Story by Anna Cannon, feature editor

It’s Orange Out Day at the beginning of Texas vs. Arkansas Week. I’m surrounded by vivid shades of unnatural orange: bandanas tied as headbands, garish shirts bearing full-chest emblems of tigers and orange sweatpants that clash horrendously with the slightly different hue of their sweatshirt counterparts.

Of course, I forgot that Monday was Orange Out. And this happened to be the day I wore a red shirt.

I’ve never had a lot of school spirit. If there’s a gene for it, I was born without it. If that’s not the case, I have some sort of deficiency, and it’s definitely not going to be remedied by an overdose of orange paint and Texas flags.

I grew up in a family of hardcore Oklahoma fans. My whole family is from Oklahoma City, and, even though my mom was the only one to attend Oklahoma University, my grandparents have more pictures of the OU football team than of their family. My childhood was full of being told when the next football game was, or how well the team did, or how their rival team is going down at the next bedlam game.

During my childhood, I never once uttered my deepest, darkest secret: I didn’t really care. Football games bored me. I never liked watching the cheerleaders. I didn’t care if the team won, or if they were undefeated for the season. I just played along, because as a child, I thought I had to be interested in everything that my family was interested in.

Now, as a 16-year-old school spirit dissenter, I’m conspicuous in my normalcy. At least during Texas vs. Arkansas week. I will never purchase orange clothing for Orange Out or try to blend in with my nonexistent, forested surroundings on Camo Day. I’ve decided I have enough to worry about without trying to design a cheesy apron that has absolutely no use later in life.

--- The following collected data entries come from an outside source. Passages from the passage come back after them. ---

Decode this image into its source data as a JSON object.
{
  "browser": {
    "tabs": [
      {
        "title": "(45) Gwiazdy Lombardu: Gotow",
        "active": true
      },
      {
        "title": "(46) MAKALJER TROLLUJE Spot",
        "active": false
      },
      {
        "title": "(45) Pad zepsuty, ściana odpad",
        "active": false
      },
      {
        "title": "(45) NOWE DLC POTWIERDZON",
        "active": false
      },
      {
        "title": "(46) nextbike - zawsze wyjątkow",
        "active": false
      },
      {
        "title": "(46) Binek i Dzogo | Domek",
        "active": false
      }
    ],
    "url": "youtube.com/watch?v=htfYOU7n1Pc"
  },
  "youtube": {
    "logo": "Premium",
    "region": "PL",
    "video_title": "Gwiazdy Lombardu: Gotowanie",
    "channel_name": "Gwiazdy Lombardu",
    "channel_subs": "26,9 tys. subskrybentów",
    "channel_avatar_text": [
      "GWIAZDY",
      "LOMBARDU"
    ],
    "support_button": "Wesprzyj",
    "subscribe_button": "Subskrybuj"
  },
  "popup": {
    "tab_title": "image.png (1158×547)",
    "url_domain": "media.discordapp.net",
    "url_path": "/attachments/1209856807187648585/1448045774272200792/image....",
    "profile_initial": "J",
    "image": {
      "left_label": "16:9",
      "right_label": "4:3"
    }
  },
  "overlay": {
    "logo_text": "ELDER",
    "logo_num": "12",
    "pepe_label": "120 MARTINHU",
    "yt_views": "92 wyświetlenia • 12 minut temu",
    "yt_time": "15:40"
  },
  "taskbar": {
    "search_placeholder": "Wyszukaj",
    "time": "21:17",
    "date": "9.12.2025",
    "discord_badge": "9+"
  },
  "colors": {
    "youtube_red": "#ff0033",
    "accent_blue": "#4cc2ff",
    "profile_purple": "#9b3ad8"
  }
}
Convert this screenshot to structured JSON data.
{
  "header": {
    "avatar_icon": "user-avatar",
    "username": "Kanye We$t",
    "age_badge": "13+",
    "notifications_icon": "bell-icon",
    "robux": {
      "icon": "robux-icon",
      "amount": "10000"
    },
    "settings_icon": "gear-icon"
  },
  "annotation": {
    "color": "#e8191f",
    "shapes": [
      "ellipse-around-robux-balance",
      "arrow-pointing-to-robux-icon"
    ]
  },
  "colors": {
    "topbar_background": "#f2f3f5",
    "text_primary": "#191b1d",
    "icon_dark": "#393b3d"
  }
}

I still go to all the football games. It’s not like I have a choice; being in the band requires that I pretend to care. Sure, I’ll add my support, but it’s not like I’m watching. I cheer when everyone else starts cheering.

Please don’t confuse my apathy with bitterness. I just choose not to occupy my time with decorating my car or painting signs for the game. I don’t resent Texas High– it’s actually kind of cool to see everyone unite under one cause.

So, I’ll be there in spirit. You just won’t see me wearing an orange bandana.